In der schwülen Nacht, als das Feuer die Anna Amalia Bibliothek in Weimar ergriff, wurde nicht nur ein Gebäude, sondern ein Stück kulturelles Erbe bedroht. Die Bibliothek, bekannt für ihren historischen Bestand und ihre literarische Bedeutung, geriet in Flammen und stellte die Frage in den Raum, ob die Rettung dieser Bücher möglich war und welchen Wert sie für die Gesellschaft haben. Der Umzugsunternehmer Majdi Abdulhag stand vor dieser Herausforderung. Für ihn, der sich selbst nicht als Bücherwurm bezeichnet, war es jedoch klar: „Die Bücher sind das Gedächtnis der Nation.“
Was genau bedeutet das? Bücher sind mehr als nur Papier und Tinte. Sie sind Zeitzeugen, die Geschichten erzählen und Wissen bewahren. Abdulhag beschreibt die Bedeutung von Literatur während des Nationalsozialismus, als einige Werke entstanden, die eher zur Propaganda dienten. Durch das Verständnis dieser Texte können wir die Vergangenheit reflektieren. „Wir können anhand der Literatur verstehen: Was wurde damals den Menschen propagiert, damit sie so denken?“ fragt er rhetorisch, und zeigt dabei die Verantwortung auf, mit diesem Wissen umzugehen.
Ein unerwarteter Beitrag zur Rettung
Für Abdulhag war die Rettung der Bücher nicht einfach eine Pflicht, sondern ein persönliches Anliegen. „Das, was ich gemacht habe, ist nicht mehr, als jeder andere Helfer“, erklärt er bescheiden. Diese Demut ist ein zentraler Aspekt seiner Persönlichkeit. Während viele der Helfer Akademiker oder gebildete Menschen waren, ging Abdulhag direkt zu seinem Fahrschullehrer und bat ihn um seinen Lkw.

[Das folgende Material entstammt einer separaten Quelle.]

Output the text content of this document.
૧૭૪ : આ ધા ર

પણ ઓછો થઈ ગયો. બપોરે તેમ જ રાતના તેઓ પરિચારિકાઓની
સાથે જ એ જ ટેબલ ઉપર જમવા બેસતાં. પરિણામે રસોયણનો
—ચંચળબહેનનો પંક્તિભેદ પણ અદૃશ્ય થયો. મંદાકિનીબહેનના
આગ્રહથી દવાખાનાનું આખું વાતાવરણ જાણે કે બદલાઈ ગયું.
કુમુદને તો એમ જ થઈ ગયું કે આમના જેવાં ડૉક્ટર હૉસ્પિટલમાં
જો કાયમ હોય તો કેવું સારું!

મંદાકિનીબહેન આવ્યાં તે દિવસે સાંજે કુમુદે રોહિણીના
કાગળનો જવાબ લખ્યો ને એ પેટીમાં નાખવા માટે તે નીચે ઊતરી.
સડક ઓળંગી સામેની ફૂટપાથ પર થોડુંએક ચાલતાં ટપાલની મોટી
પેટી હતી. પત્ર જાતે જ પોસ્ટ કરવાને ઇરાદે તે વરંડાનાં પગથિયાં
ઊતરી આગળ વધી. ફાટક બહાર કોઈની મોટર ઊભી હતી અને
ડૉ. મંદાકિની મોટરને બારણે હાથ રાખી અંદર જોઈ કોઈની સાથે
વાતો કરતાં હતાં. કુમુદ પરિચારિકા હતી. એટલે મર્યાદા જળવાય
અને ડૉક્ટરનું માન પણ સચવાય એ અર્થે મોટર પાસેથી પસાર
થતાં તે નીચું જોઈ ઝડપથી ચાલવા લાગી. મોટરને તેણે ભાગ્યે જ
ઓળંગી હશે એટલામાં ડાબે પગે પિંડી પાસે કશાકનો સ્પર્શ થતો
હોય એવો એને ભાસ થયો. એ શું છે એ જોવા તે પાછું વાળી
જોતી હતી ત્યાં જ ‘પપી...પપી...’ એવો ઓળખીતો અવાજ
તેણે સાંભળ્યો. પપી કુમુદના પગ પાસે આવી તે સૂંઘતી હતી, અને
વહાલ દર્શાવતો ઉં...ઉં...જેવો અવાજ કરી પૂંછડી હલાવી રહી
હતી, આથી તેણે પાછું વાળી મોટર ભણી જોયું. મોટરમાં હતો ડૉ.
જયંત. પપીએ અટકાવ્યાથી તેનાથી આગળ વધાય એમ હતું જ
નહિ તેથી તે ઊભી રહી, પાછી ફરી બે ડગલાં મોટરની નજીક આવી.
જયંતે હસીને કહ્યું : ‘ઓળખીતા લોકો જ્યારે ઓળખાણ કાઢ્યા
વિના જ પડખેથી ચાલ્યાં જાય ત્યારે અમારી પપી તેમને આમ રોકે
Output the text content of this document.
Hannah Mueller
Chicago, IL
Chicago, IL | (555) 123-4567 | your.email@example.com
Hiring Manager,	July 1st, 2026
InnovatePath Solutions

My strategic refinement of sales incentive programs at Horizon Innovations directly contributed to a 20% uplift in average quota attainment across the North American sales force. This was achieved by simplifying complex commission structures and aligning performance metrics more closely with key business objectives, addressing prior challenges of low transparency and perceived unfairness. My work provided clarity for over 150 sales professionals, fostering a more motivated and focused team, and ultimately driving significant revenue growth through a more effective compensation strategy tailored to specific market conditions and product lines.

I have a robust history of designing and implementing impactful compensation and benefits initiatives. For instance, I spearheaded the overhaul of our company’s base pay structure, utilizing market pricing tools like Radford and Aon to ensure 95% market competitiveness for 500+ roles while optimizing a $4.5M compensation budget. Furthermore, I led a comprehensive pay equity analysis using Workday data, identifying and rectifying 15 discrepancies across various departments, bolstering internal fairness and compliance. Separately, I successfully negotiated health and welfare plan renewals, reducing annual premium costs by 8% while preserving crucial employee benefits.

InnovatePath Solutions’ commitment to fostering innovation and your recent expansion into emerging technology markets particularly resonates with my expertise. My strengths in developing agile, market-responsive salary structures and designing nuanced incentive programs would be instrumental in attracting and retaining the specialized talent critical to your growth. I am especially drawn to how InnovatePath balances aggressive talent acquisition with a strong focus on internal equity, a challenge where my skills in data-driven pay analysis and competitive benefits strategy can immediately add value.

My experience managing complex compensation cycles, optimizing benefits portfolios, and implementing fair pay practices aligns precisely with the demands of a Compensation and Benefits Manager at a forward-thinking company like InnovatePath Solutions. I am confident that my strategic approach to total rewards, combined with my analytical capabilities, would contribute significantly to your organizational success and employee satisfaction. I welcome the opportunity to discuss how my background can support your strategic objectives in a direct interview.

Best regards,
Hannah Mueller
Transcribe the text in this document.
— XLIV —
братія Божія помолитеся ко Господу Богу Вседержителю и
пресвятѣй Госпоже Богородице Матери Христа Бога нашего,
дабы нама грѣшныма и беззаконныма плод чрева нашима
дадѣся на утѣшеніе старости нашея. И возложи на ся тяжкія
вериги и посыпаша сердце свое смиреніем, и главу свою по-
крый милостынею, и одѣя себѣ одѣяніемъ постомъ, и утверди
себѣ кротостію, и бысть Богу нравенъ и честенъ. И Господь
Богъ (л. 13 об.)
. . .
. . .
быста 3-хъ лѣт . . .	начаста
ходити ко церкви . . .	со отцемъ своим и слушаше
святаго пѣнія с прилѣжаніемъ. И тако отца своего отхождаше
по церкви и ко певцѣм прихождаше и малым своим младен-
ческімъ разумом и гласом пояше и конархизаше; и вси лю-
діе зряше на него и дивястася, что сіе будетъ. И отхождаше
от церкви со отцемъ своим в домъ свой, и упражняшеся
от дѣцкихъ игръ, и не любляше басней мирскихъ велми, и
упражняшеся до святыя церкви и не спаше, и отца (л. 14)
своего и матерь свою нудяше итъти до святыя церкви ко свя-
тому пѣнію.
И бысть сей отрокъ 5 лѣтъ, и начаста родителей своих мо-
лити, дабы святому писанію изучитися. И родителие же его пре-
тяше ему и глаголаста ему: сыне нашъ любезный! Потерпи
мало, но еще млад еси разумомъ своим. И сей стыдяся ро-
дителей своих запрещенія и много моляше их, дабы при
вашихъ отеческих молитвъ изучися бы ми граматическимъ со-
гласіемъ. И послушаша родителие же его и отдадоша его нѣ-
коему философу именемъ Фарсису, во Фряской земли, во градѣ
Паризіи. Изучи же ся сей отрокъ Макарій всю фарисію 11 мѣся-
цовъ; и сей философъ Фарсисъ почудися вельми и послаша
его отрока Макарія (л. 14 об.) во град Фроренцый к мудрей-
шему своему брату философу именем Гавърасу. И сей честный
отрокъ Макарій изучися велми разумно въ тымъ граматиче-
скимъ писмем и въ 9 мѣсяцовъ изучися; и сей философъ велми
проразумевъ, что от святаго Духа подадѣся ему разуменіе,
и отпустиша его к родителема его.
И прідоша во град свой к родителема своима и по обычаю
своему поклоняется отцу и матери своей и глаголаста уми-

Statt komplizierte Angebote zu schreiben, war er pragmatisch und handelte schnell, was in solch einer Notsituation entscheidend war.
Die Situation erforderte während der Rettungsaktionen eine bemerkenswerte Koordination und die Fähigkeit, im Chaos klar zu denken. Dr. Post, der Direktor des Thüringer Hauptstaatsarchivs, spielte eine Schlüsselrolle während dieser Nacht. Die Fähigkeit von Dr. Post, Ruhe zu bewahren und zu wissen, dass er mit einem Anruf mehr bewirken konnte, als mit einem Eimer Wasser, zeigte sich schnell als entscheidend. „Er hat den klaren Kopf gehabt“, lobt Abdulhag und hebt damit die Bedeutung von Führungsstärke in Krisensituationen hervor.
Ein Team von Unbekannten
Die Rettungsaktionen waren nicht das Werk eines Einzelnen, sondern das Ergebnis einer engagierten Gemeinschaft, die zusammenarbeitete, um das Unmögliche zu erreichen. „Ohne Direktor Knoche und die Bibliothekare, die wussten, welches Buch wichtig ist, hätten wir nichts geschafft“, reflektiert Abdulhag. Es war die gemeinsame Anstrengung – die technische Versiertheit jedes Einzelnen, die es ermöglichte, im Angesicht der Gefahr schnell und effektiv zu reagieren.
Inmitten des Chaos, während die Feuerwehr mit kleinen Spritzdosen kämpfte und Rauchwolken aufstiegen, motivierte das kollektive Streben, verloren gegangene Wörter und Geschichten zu retten, die Helfer dazu, den Ausweg aus der Notlage zu finden. Abdulhag, der das Geschehen nicht nur als Helfer, sondern auch als Teil eines größeren Ganzen sah, betont die Wichtigkeit der Gemeinschaft, die in dieser kritischen Zeit entstand.
Das Interview, geführt von Tino Dallmann und Romina Nikolić für MDR KULTUR, zeigt, dass in Momenten der Krise unvorhergesehene Helden entstehen können. Menschen, die zusammenkommen, um ein gemeinsames Ziel zu verfolgen: das Bewahren des Wissens und der Kultur für zukünftige Generationen. die Rettungsaktion an der Anna Amalia Bibliothek bleibt ein Symbol für den unermüdlichen Einsatz vieler, die in der Dunkelheit des Feuers ein Licht zu entzünden versuchten.